In the wake of the storming of the U.S. Capitol on Jan. 6, an unprecedented step was taken: placing 25,000 National Guardsmen to protect the Capitol. Democratic Rep. Steve Cohen expressed concerned that with so many white Trump voters in the guard, there could be violent extremists among them. Politico shared these concerns in a piece arguing the military has a hate-group problem. The piece used entirely anecdotal evidence, so is there any real data?
It turns out that thanks to concerns from people like Cohen, the National Guard and the FBI vetted the 25,000 grunts from across the nation to assure no extremists were among them. It was widely reported that 12 guardsmen were removed from the force as a result of the vetting. But now, The Federalist’s Jordan Davidson has gotten clarification from the National Guard about these 12 people.
According to the Guard (emphasis mine):
As stated by GEN Hokanson, Chief, National Guard Bureau, two of the members were brought to the attention of the command for inappropriate texts or statements, while the other 10 were flagged by the FBI during the routine checks that they perform during every inauguration. None of these individuals were flagged for extremist, criminal or threat association.
Their chain of command will review the circumstances and will take appropriate actions, if necessary, or they will be referred to law enforcement.
Now, there are 1.3 million active-duty military members, so 25,000 is only about 2 percent, but it seems rather important that absolutely no extremists were found given the fears expressed by the left. If this were some kind of widespread and incredibly dangerous threat, wouldn’t we expect to find at least one extremist in this force?
Thus far, Cohen has not apologized for besmirching the honor and morals of so many military service members, nor has the media done any kind of about-face on the nature of the threat. This is because the idea that Trump-supporting boogiemen are lurking in our ranks serves their political purposes. Trump was a phenomenon that shook the D.C. establishment to its core, and there isn’t much they won’t do to destroy the movement he created. That includes insulting our troops.
With a military of over 1 million, there are going to be some bad apples of every kind, but the claim that the U.S. military has a serious extremist problem simply isn’t backed up by the facts. It is merely a broader effort to pretend that the extremely small number of people who attacked the Capitol represents some existential threat to the country, one that Trump created.
In the private sector, we have seen these lies give cover to illiberal actions by Big Tech, which destroyed Twitter’s competitor Parler over this supposed threat.
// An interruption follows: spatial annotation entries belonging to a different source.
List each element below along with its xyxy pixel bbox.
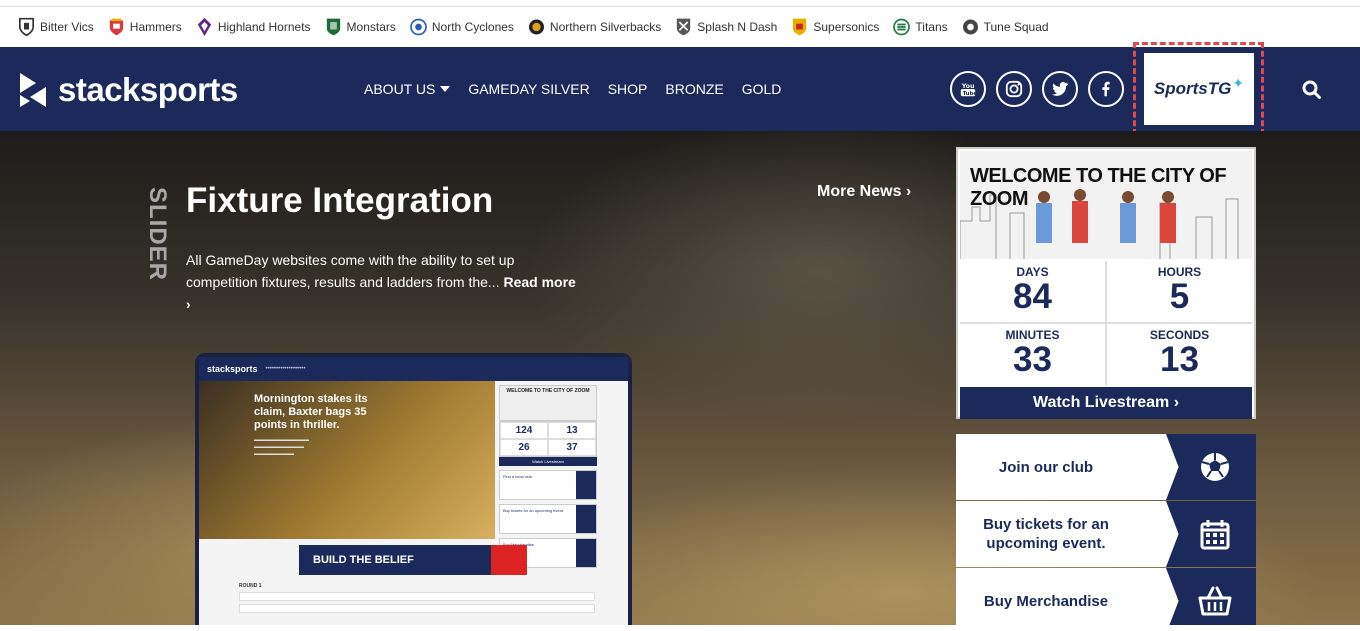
team-link-highland-hornets[interactable]: Highland Hornets <box>196 17 311 37</box>
website-mockup-image: stacksports ••••••••••••••••••• Morningt… <box>195 353 632 625</box>
stacksports-logo-icon <box>20 73 46 107</box>
sportstg-logo[interactable]: SportsTG ✦ <box>1144 53 1254 125</box>
team-link-northern-silverbacks[interactable]: Northern Silverbacks <box>528 17 661 37</box>
mockup-sidebar: WELCOME TO THE CITY OF ZOOM 124 13 26 37… <box>499 385 597 568</box>
action-icon-box <box>1166 501 1256 567</box>
soccer-ball-icon <box>1201 453 1229 481</box>
northern-silverbacks-crest-icon <box>528 17 545 37</box>
team-link-bitter-vics[interactable]: Bitter Vics <box>18 17 94 37</box>
team-link-hammers[interactable]: Hammers <box>108 17 182 37</box>
team-link-north-cyclones[interactable]: North Cyclones <box>410 17 514 37</box>
mockup-livestream: Watch Livestream <box>499 457 597 466</box>
logo-text: stacksports <box>58 71 238 108</box>
team-link-tune-squad[interactable]: Tune Squad <box>962 17 1049 37</box>
hero-slider: SLIDER Fixture Integration All GameDay w… <box>0 131 1360 625</box>
countdown-days: DAYS 84 <box>960 261 1105 322</box>
hero-title: Fixture Integration <box>186 181 494 220</box>
youtube-link[interactable]: You Tube <box>950 71 986 107</box>
mockup-action: Find a local club. <box>499 470 597 500</box>
facebook-link[interactable] <box>1088 71 1124 107</box>
menu-item-gold[interactable]: GOLD <box>742 81 782 97</box>
titans-crest-icon <box>893 17 911 37</box>
countdown-grid: DAYS 84 HOURS 5 MINUTES 33 SECONDS 13 <box>960 261 1252 385</box>
mockup-hero: Mornington stakes its claim, Baxter bags… <box>199 381 495 539</box>
watch-livestream-button[interactable]: Watch Livestream › <box>960 387 1252 419</box>
mockup-table-row <box>239 604 595 613</box>
splash-n-dash-crest-icon <box>675 17 692 37</box>
mockup-countdown: 124 13 26 37 <box>499 421 597 457</box>
mockup-headline: Mornington stakes its claim, Baxter bags… <box>254 393 368 431</box>
social-links: You Tube <box>950 71 1124 107</box>
hammers-crest-icon <box>108 17 125 37</box>
hero-description: All GameDay websites come with the abili… <box>186 252 576 312</box>
twitter-link[interactable] <box>1042 71 1078 107</box>
mockup-fixtures-table: ROUND 1 <box>239 583 595 625</box>
svg-text:Tube: Tube <box>963 91 977 97</box>
instagram-icon <box>1005 80 1023 98</box>
team-link-monstars[interactable]: Monstars <box>325 17 396 37</box>
mockup-nav: stacksports ••••••••••••••••••• <box>199 357 628 381</box>
countdown-seconds: SECONDS 13 <box>1107 324 1252 385</box>
more-news-link[interactable]: More News › <box>817 183 911 201</box>
twitter-icon <box>1051 82 1069 96</box>
instagram-link[interactable] <box>996 71 1032 107</box>
page-bottom-edge <box>0 625 1360 631</box>
buy-tickets-button[interactable]: Buy tickets for an upcoming event. <box>956 501 1256 567</box>
bitter-vics-crest-icon <box>18 17 35 37</box>
action-icon-box <box>1166 434 1256 500</box>
monstars-crest-icon <box>325 17 342 37</box>
action-panel: Join our club Buy tickets for an upcomin… <box>956 434 1256 625</box>
stacksports-logo[interactable]: stacksports <box>16 70 238 110</box>
tune-squad-crest-icon <box>962 17 979 37</box>
team-link-titans[interactable]: Titans <box>893 17 948 37</box>
sponsor-highlight-frame: SportsTG ✦ <box>1133 42 1264 135</box>
mockup-action: Buy tickets for an upcoming event. <box>499 504 597 534</box>
mockup-banner: BUILD THE BELIEF <box>299 545 527 575</box>
team-bar: Bitter Vics Hammers Highland Hornets Mon… <box>0 6 1360 46</box>
youtube-icon: YouTube <box>961 83 977 97</box>
mockup-screen: stacksports ••••••••••••••••••• Morningt… <box>199 357 628 625</box>
mockup-poster: WELCOME TO THE CITY OF ZOOM <box>499 385 597 421</box>
buy-merchandise-button[interactable]: Buy Merchandise <box>956 568 1256 625</box>
menu-item-gameday-silver[interactable]: GAMEDAY SILVER <box>468 81 589 97</box>
search-icon <box>1302 80 1321 99</box>
main-navbar: stacksports ABOUT US GAMEDAY SILVER SHOP… <box>0 42 1360 135</box>
highland-hornets-crest-icon <box>196 17 213 37</box>
mockup-subtext-lines: ▬▬▬▬▬▬▬▬▬▬▬ ▬▬▬▬▬▬▬▬▬▬ ▬▬▬▬▬▬▬▬ <box>254 437 309 457</box>
team-link-splash-n-dash[interactable]: Splash N Dash <box>675 17 777 37</box>
menu-item-shop[interactable]: SHOP <box>608 81 648 97</box>
calendar-icon <box>1200 520 1230 550</box>
team-link-supersonics[interactable]: Supersonics <box>791 17 879 37</box>
countdown-hours: HOURS 5 <box>1107 261 1252 322</box>
search-button[interactable] <box>1301 79 1323 101</box>
north-cyclones-crest-icon <box>410 17 427 37</box>
chevron-down-icon <box>440 86 451 92</box>
shopping-basket-icon <box>1198 586 1232 616</box>
mockup-banner-accent <box>491 545 527 575</box>
menu-item-bronze[interactable]: BRONZE <box>665 81 723 97</box>
countdown-minutes: MINUTES 33 <box>960 324 1105 385</box>
mockup-table-row <box>239 592 595 601</box>
slider-label: SLIDER <box>144 187 171 282</box>
mockup-menu-dots: ••••••••••••••••••• <box>265 366 306 372</box>
countdown-widget: WELCOME TO THE CITY OF ZOOM DAYS 84 HOUR… <box>956 147 1256 419</box>
sparkle-icon: ✦ <box>1232 74 1245 91</box>
supersonics-crest-icon <box>791 17 808 37</box>
facebook-icon <box>1102 81 1110 97</box>
poster-title: WELCOME TO THE CITY OF ZOOM <box>970 165 1227 210</box>
menu-item-about-us[interactable]: ABOUT US <box>364 81 451 97</box>
action-icon-box <box>1166 568 1256 625</box>
main-menu: ABOUT US GAMEDAY SILVER SHOP BRONZE GOLD <box>364 47 799 131</box>
join-club-button[interactable]: Join our club <box>956 434 1256 500</box>
event-poster-image[interactable]: WELCOME TO THE CITY OF ZOOM <box>960 151 1252 259</box>
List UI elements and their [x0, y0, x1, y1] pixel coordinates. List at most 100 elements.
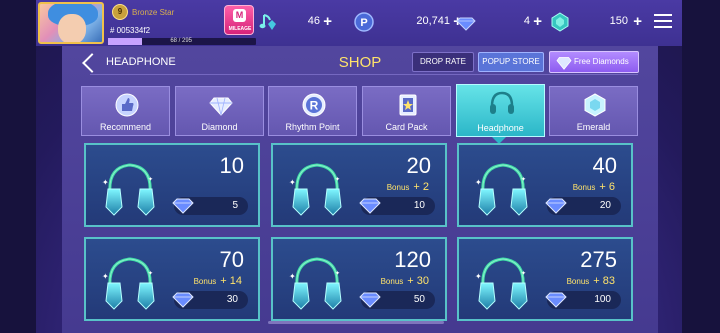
card-pack-icon	[399, 94, 417, 116]
item-amount: 120	[394, 247, 431, 272]
price-value: 20	[599, 200, 611, 211]
headphone-item[interactable]: ✦ ✦ 20 Bonus + 2 10	[271, 143, 447, 227]
currency-emerald[interactable]: 150 +	[548, 12, 646, 32]
headphone-item[interactable]: ✦ ✦ 275 Bonus + 83 100	[457, 237, 633, 321]
bonus-label: Bonus	[380, 277, 404, 286]
svg-text:✦: ✦	[475, 178, 482, 187]
bonus-label: Bonus	[193, 277, 217, 286]
diamond-icon	[545, 198, 567, 214]
price-value: 30	[226, 294, 238, 305]
currency-value: 46	[307, 15, 320, 27]
rank-badge-icon: 9	[112, 4, 128, 20]
scroll-indicator[interactable]	[268, 321, 444, 324]
xp-bar: 68 / 295	[108, 38, 256, 45]
bonus-value: + 6	[599, 181, 615, 193]
headphone-icon: ✦ ✦	[289, 163, 342, 216]
tab-label: Rhythm Point	[285, 122, 340, 132]
bonus-value: + 14	[220, 275, 242, 287]
headphone-icon: ✦ ✦	[102, 257, 155, 310]
price-button[interactable]: 50	[359, 291, 435, 309]
price-button[interactable]: 10	[359, 197, 435, 215]
headphone-icon: ✦ ✦	[475, 257, 528, 310]
price-button[interactable]: 20	[545, 197, 621, 215]
menu-icon[interactable]	[654, 14, 672, 30]
headphone-item[interactable]: ✦ ✦ 120 Bonus + 30 50	[271, 237, 447, 321]
svg-text:✦: ✦	[102, 178, 109, 187]
tab-label: Recommend	[99, 122, 152, 132]
diamond-icon	[172, 292, 194, 308]
bonus-label: Bonus	[566, 277, 590, 286]
add-icon[interactable]: +	[633, 13, 642, 30]
svg-text:✦: ✦	[475, 272, 482, 281]
thumbs-up-icon	[115, 93, 139, 117]
item-bonus: Bonus + 83	[567, 275, 615, 287]
rhythm-point-icon: R	[302, 93, 326, 117]
price-value: 10	[413, 200, 425, 211]
svg-text:✦: ✦	[521, 176, 526, 183]
item-amount: 20	[406, 153, 431, 178]
back-arrow-icon[interactable]	[80, 52, 96, 74]
xp-text: 68 / 295	[170, 38, 192, 44]
diamond-icon	[545, 292, 567, 308]
tab-diamond[interactable]: Diamond	[175, 86, 264, 136]
mileage-label: MILEAGE	[228, 26, 252, 32]
game-screen: 9 Bronze Star # 005334f2 68 / 295 M MILE…	[0, 0, 720, 333]
add-icon[interactable]: +	[323, 13, 332, 30]
diamond-icon	[172, 198, 194, 214]
item-amount: 275	[580, 247, 617, 272]
price-button[interactable]: 30	[172, 291, 248, 309]
item-amount: 40	[592, 153, 617, 178]
svg-text:P: P	[360, 17, 367, 29]
free-diamonds-button[interactable]: Free Diamonds	[549, 51, 639, 73]
drop-rate-button[interactable]: DROP RATE	[412, 52, 474, 72]
avatar-face	[58, 14, 86, 42]
diamond-icon	[209, 97, 233, 116]
currency-diamond[interactable]: 4 +	[456, 12, 548, 32]
currency-value: 20,741	[416, 15, 450, 27]
player-id: # 005334f2	[110, 26, 151, 35]
tab-headphone[interactable]: Headphone	[456, 84, 545, 137]
emerald-icon	[551, 12, 569, 32]
diamond-icon	[456, 17, 476, 31]
headphone-icon: ✦ ✦	[475, 163, 528, 216]
item-amount: 10	[219, 153, 244, 178]
headphone-item[interactable]: ✦ ✦ 40 Bonus + 6 20	[457, 143, 633, 227]
popup-store-button[interactable]: POPUP STORE	[478, 52, 544, 72]
mileage-button[interactable]: M MILEAGE	[224, 5, 254, 35]
headphone-icon	[490, 91, 514, 114]
tab-recommend[interactable]: Recommend	[81, 86, 170, 136]
tab-label: Diamond	[201, 122, 238, 132]
rank-name: Bronze Star	[132, 8, 175, 17]
bonus-value: + 30	[407, 275, 429, 287]
headphone-item[interactable]: ✦ ✦ 10 5	[84, 143, 260, 227]
tab-emerald[interactable]: Emerald	[549, 86, 638, 136]
item-amount: 70	[219, 247, 244, 272]
avatar[interactable]	[38, 2, 104, 44]
headphone-item[interactable]: ✦ ✦ 70 Bonus + 14 30	[84, 237, 260, 321]
price-value: 50	[413, 294, 425, 305]
bonus-value: + 2	[413, 181, 429, 193]
svg-text:✦: ✦	[148, 176, 153, 183]
bonus-label: Bonus	[386, 183, 410, 192]
item-bonus: Bonus + 2	[387, 181, 429, 193]
mileage-icon: M	[233, 9, 246, 22]
price-button[interactable]: 5	[172, 197, 248, 215]
currency-music-gem[interactable]: 46 +	[258, 12, 348, 32]
currency-value: 150	[609, 15, 628, 27]
svg-text:✦: ✦	[289, 272, 296, 281]
item-bonus: Bonus + 14	[194, 275, 242, 287]
bonus-value: + 83	[593, 275, 615, 287]
tab-label: Emerald	[576, 122, 611, 132]
tab-rhythm-point[interactable]: R Rhythm Point	[268, 86, 357, 136]
add-icon[interactable]: +	[533, 13, 542, 30]
price-value: 100	[594, 294, 611, 305]
left-margin	[0, 0, 36, 333]
price-value: 5	[232, 200, 238, 211]
svg-text:✦: ✦	[335, 176, 340, 183]
svg-text:✦: ✦	[148, 270, 153, 277]
svg-text:✦: ✦	[521, 270, 526, 277]
price-button[interactable]: 100	[545, 291, 621, 309]
rhythm-point-icon: P	[354, 12, 374, 32]
tab-card-pack[interactable]: Card Pack	[362, 86, 451, 136]
item-bonus: Bonus + 6	[573, 181, 615, 193]
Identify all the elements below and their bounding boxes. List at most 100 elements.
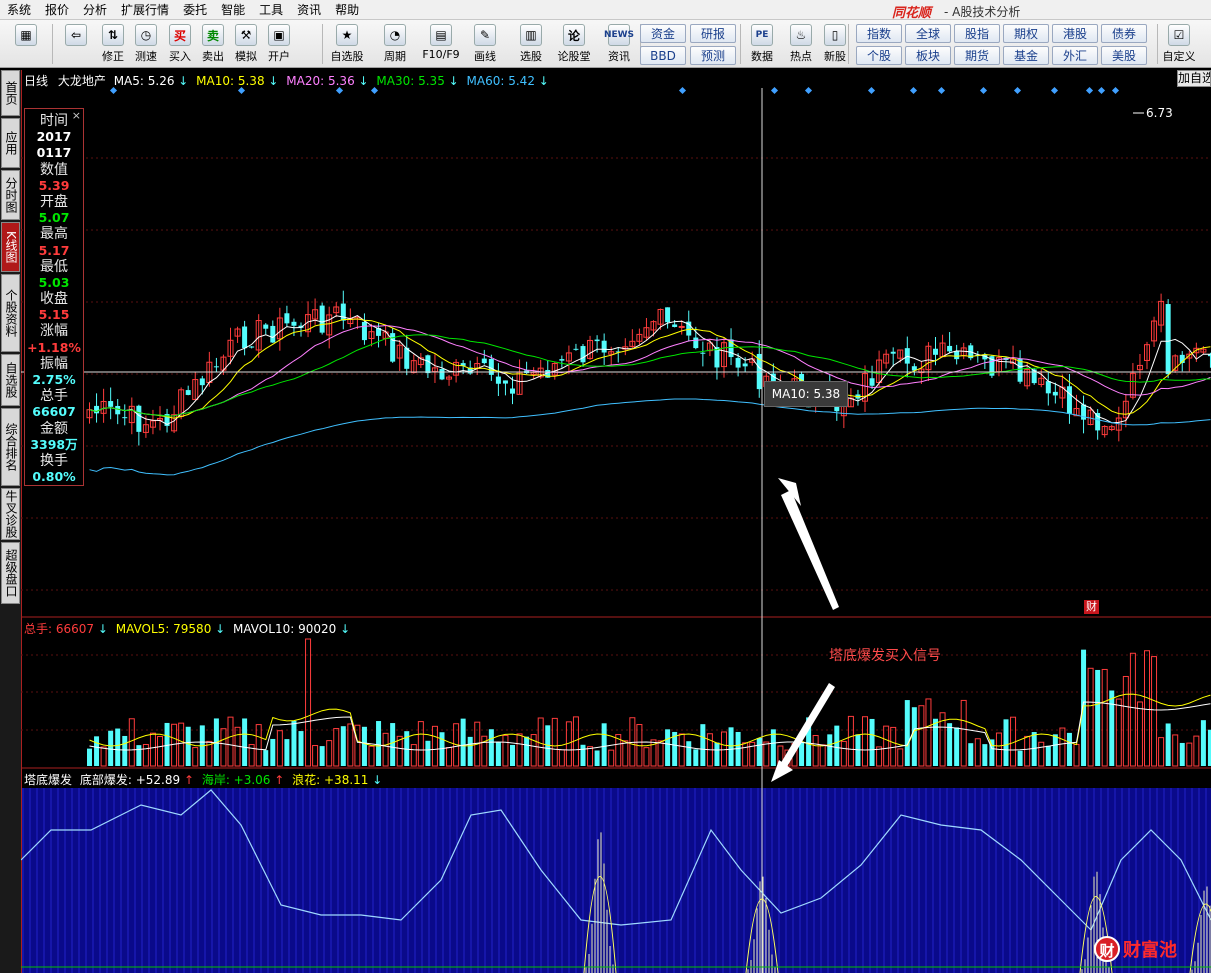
toolbar-button-label: 自定义 [1162, 50, 1196, 63]
toolbar-button-12[interactable]: ▥ 选股 [515, 22, 547, 66]
toolbar-button-4[interactable]: 买买入 [164, 22, 196, 66]
quick-button-3[interactable]: 预测 [690, 46, 736, 65]
volume-bar [510, 744, 515, 766]
peak-price-label: 6.73 [1146, 106, 1173, 120]
toolbar-button-10[interactable]: ▤ F10/F9 [422, 22, 460, 66]
menu-item[interactable]: 智能 [214, 0, 252, 20]
left-tab-3[interactable]: K线图 [1, 222, 20, 272]
volume-bar [686, 741, 692, 766]
wave-arrow-icon: ↓ [368, 773, 383, 787]
indicator-name[interactable]: 塔底爆发 [24, 773, 72, 787]
volume-bar [904, 700, 910, 766]
quick-button-5[interactable]: 全球 [905, 24, 951, 43]
toolbar-button-15[interactable]: PE 数据 [746, 22, 778, 66]
candle-body [284, 313, 290, 324]
toolbar-text-icon: 买 [169, 24, 191, 46]
candle-body [122, 417, 128, 419]
left-tab-bar: 首页 应用分时图 K线图个股资料自选股综合排名牛叉诊股超级盘口 [0, 70, 21, 973]
menu-item[interactable]: 帮助 [328, 0, 366, 20]
candle-body [665, 307, 671, 323]
quick-button-9[interactable]: 债券 [1101, 24, 1147, 43]
toolbar-button-7[interactable]: ▣ 开户 [263, 22, 295, 66]
menu-item[interactable]: 扩展行情 [114, 0, 176, 20]
toolbar-button-8[interactable]: ★ 自选股 [331, 22, 364, 66]
volume-bar [136, 745, 142, 766]
candle-body [263, 324, 269, 329]
volume-bar [495, 742, 501, 766]
quick-button-1[interactable]: 研报 [690, 24, 736, 43]
menu-item[interactable]: 工具 [252, 0, 290, 20]
candle-body [573, 348, 579, 350]
volume-bar [185, 726, 191, 766]
toolbar-button-3[interactable]: ◷ 测速 [130, 22, 162, 66]
toolbar-button-14[interactable]: NEWS 资讯 [603, 22, 635, 66]
volume-bar [242, 718, 248, 766]
left-tab-2[interactable]: 分时图 [1, 170, 20, 220]
volume-bar [1045, 745, 1051, 766]
window-title: - A股技术分析 [944, 5, 1021, 19]
toolbar-button-0[interactable]: ▦ [10, 22, 42, 66]
quick-button-4[interactable]: 指数 [856, 24, 902, 43]
kline-chart-area[interactable] [21, 70, 1211, 973]
quick-button-10[interactable]: 个股 [856, 46, 902, 65]
toolbar-button-label: 周期 [384, 50, 406, 63]
left-tab-8[interactable]: 超级盘口 [1, 542, 20, 604]
quick-button-12[interactable]: 期货 [954, 46, 1000, 65]
toolbar-button-18[interactable]: ☑ 自定义 [1162, 22, 1196, 66]
quick-button-7[interactable]: 期权 [1003, 24, 1049, 43]
period-label[interactable]: 日线 [24, 74, 48, 88]
menu-item[interactable]: 报价 [38, 0, 76, 20]
amount-value: 3398万 [30, 436, 78, 452]
date-value: 0117 [36, 145, 72, 161]
quick-button-15[interactable]: 美股 [1101, 46, 1147, 65]
toolbar-button-16[interactable]: ♨ 热点 [785, 22, 817, 66]
left-tab-4[interactable]: 个股资料 [1, 274, 20, 352]
toolbar-button-6[interactable]: ⚒ 模拟 [230, 22, 262, 66]
volume-bar [1003, 719, 1009, 766]
custom-icon: ☑ [1168, 24, 1190, 46]
toolbar-button-2[interactable]: ⇅ 修正 [97, 22, 129, 66]
quick-button-14[interactable]: 外汇 [1052, 46, 1098, 65]
toolbar-button-label: 测速 [135, 50, 157, 63]
quick-button-6[interactable]: 股指 [954, 24, 1000, 43]
toolbar-button-5[interactable]: 卖卖出 [197, 22, 229, 66]
watermark-logo: 财 [1094, 936, 1120, 962]
ma60-value: MA60: 5.42 [466, 74, 535, 88]
menu-item[interactable]: 委托 [176, 0, 214, 20]
toolbar-button-9[interactable]: ◔ 周期 [379, 22, 411, 66]
kline-chart-svg[interactable] [21, 70, 1211, 973]
volume-bar [263, 750, 269, 766]
left-tab-7[interactable]: 牛叉诊股 [1, 488, 20, 540]
left-tab-5[interactable]: 自选股 [1, 354, 20, 406]
quick-button-2[interactable]: BBD [640, 46, 686, 65]
toolbar-button-13[interactable]: 论论股堂 [558, 22, 591, 66]
volume-bar [425, 740, 431, 766]
finance-badge[interactable]: 财 [1084, 600, 1099, 614]
candle-body [495, 376, 501, 384]
candle-body [185, 390, 191, 395]
menu-bar: 系统 报价 分析 扩展行情 委托 智能 工具 资讯 帮助 同花顺 - A股技术分析 [0, 0, 1211, 21]
quick-button-0[interactable]: 资金 [640, 24, 686, 43]
mavol10-value: MAVOL10: 90020 [233, 622, 337, 636]
candle-body [890, 351, 896, 354]
menu-item[interactable]: 分析 [76, 0, 114, 20]
up-down-arrow-icon: ⇅ [102, 24, 124, 46]
app-brand-logo: 同花顺 [892, 6, 932, 21]
toolbar-separator [1157, 24, 1158, 64]
quick-button-8[interactable]: 港股 [1052, 24, 1098, 43]
volume-bar [693, 749, 699, 766]
menu-item[interactable]: 系统 [0, 0, 38, 20]
left-tab-0[interactable]: 首页 [1, 70, 20, 116]
add-to-watchlist-button[interactable]: 加自选 [1177, 70, 1211, 87]
close-icon[interactable]: × [72, 109, 81, 122]
toolbar-button-17[interactable]: ▯ 新股 [819, 22, 851, 66]
volume-bar [319, 746, 325, 766]
quick-button-13[interactable]: 基金 [1003, 46, 1049, 65]
left-tab-1[interactable]: 应用 [1, 118, 20, 168]
toolbar-button-11[interactable]: ✎ 画线 [469, 22, 501, 66]
ma30-value: MA30: 5.35 [376, 74, 445, 88]
left-tab-6[interactable]: 综合排名 [1, 408, 20, 486]
menu-item[interactable]: 资讯 [290, 0, 328, 20]
quick-button-11[interactable]: 板块 [905, 46, 951, 65]
toolbar-button-1[interactable]: ⇦ [60, 22, 92, 66]
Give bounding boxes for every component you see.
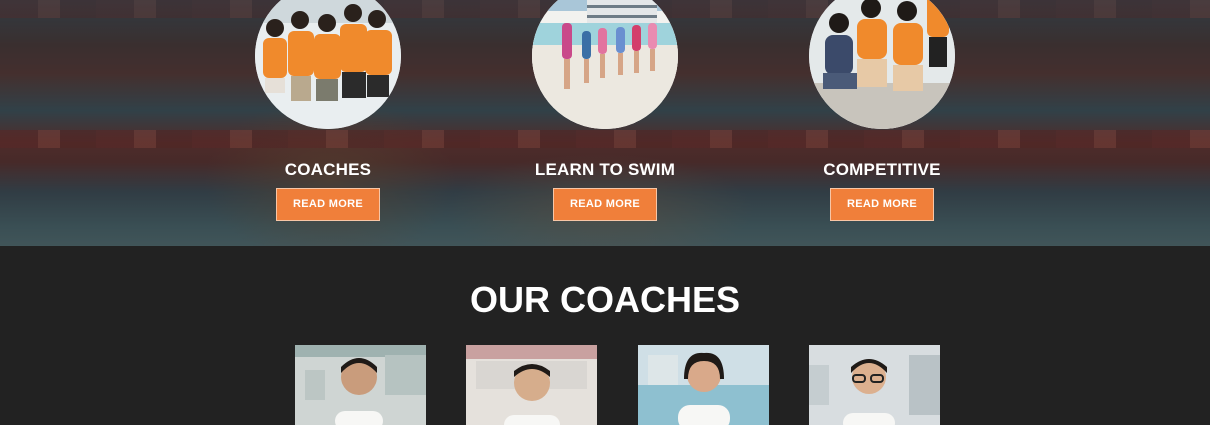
- swimmers-seated-image: [809, 0, 955, 129]
- competitive-photo[interactable]: [809, 0, 955, 129]
- coach-portrait[interactable]: [295, 345, 426, 425]
- our-coaches-section: OUR COACHES: [0, 246, 1210, 425]
- coaches-photo[interactable]: [255, 0, 401, 129]
- coach-portrait[interactable]: [809, 345, 940, 425]
- coach-portrait[interactable]: [466, 345, 597, 425]
- coach-photo-2: [466, 345, 597, 425]
- learn-to-swim-photo[interactable]: [532, 0, 678, 129]
- hero-banner: COACHES READ MORE LEARN TO SWIM READ MOR…: [0, 0, 1210, 246]
- read-more-button[interactable]: READ MORE: [830, 188, 934, 221]
- program-card-learn-to-swim: LEARN TO SWIM READ MORE: [485, 0, 725, 221]
- kids-poolside-image: [532, 0, 678, 129]
- section-title: OUR COACHES: [469, 279, 741, 320]
- read-more-button[interactable]: READ MORE: [553, 188, 657, 221]
- coaches-group-image: [255, 0, 401, 129]
- coach-photo-3: [638, 345, 769, 425]
- program-title: COACHES: [284, 160, 372, 179]
- program-card-competitive: COMPETITIVE READ MORE: [762, 0, 1002, 221]
- coach-photo-4: [809, 345, 940, 425]
- coach-photo-1: [295, 345, 426, 425]
- coach-portrait[interactable]: [638, 345, 769, 425]
- program-title: COMPETITIVE: [823, 160, 941, 179]
- program-card-coaches: COACHES READ MORE: [208, 0, 448, 221]
- read-more-button[interactable]: READ MORE: [276, 188, 380, 221]
- program-title: LEARN TO SWIM: [534, 160, 676, 179]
The chilling effect these kinds of actions are having is serious and dangerous. According to polling, 62 percent of Americans have political views they are afraid to express. That is not a recipe for a healthy democracy. And pretending our military is rife with Nazis or, more broadly, that support for Trump is some kind of extremist red flag just makes the problem worse.
The fact that exactly zero of the 25,000 guardsmen turned out to be extremists is very good news indeed and important for Americans to know even if it doesn’t fit the Democrat Party’s narrative. At least since the Vietnam era, Americans have been mainly unified in support of our troops. It is a trusted institution. Cohen and the media attempted to undermine that trust. Now that they have been proven wrong, they should correct the record just as loudly. But don’t hold your breath.